Add all of the ingredients, apart from the prosecco, to a shaker with ice and with the lid, firmly on, shake hard until the outside of the shaker frosts over.
Open the shaker and add the prosecco and then strain into a chilled cocktail glass.

Friday, 6 March 2015

A Passion for Rum

It has been a while since rum featured on my cocktail menu, but with warmer weather looking like a distinct possibility and sunshine streaming in through the studio windows, I felt the urge to mix up a drink to invoke languid, summer evenings in tropical climes.

As Bacardi has recently unveiled a new bottle design and a return to the traditional Spanish names, I thought I would remind myself of its smooth, nutty flavour. With hints of vanilla, it makes for easy drinking and has been a populist choice for decades, but the new bottle and name (Bacardi Carta Blanca) give it more of an authentic feel. A Cuba Libre might just be a rum and coke, but somehow, renamed, it just tastes better...

As well as using white rum, I decided to crack open the bottle of Vanilla Galliano that has been glowing like a great, yellow lighthouse in my cocktail cupboard. I must confess that I bought it erroneously, thinking it was standard Galliano, but as I am a fan of the original's earthy vanilla undertones, I figured that earthy, vanilla overtones might not be such a bad thing.

The vanilla aroma is quite intoxicating and could be overpowering if used in quantity, but used sparingly, will add depth and complexity. As well as vanilla, there are over 30 different herbs used in the distillation of this Italian liqueur, notably star anise which, as any absinthe drinker will know, likes to make it's presence known.

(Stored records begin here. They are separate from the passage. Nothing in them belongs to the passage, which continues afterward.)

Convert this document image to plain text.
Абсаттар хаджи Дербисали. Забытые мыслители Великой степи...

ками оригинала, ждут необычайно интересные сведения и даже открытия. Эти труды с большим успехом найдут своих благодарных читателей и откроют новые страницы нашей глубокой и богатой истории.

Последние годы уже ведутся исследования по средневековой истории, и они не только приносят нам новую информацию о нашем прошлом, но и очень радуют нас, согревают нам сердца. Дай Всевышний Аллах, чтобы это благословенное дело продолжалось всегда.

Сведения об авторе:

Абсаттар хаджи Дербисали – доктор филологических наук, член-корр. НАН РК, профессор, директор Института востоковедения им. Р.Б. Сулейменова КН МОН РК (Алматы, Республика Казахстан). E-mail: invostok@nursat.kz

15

To compliment the complex flavours of Vanilla Galliano and white rum, I added Giffards Passion Fruit Syrup and the juice of half a ruby grapefruit. The result is a delicately floral, sweet and citrus cocktail that slips down, all too easily.

Roll on summer!

Galliano's Passion

1 1/2oz Bacardi Carta Blanca
1/2oz Vanilla Galliano
3/4oz Giffards Passion Fruit Syrup
2oz freshly squeezed ruby grapefruit
strip of grapefruit zest to garnish

Using a paring knife, carefully take a strip of zest from your grapefruit and set aside for garnish.
Add all of the other ingredients to a cocktail shaker with a handful of ice.
Close lid firmly and shake hard until the outside of the shaker becomes frosted.
Remove lid and strain into a chilled cocktail glass.
Twist the strip of zest over the drink to release the citrus oils and drop in the glass.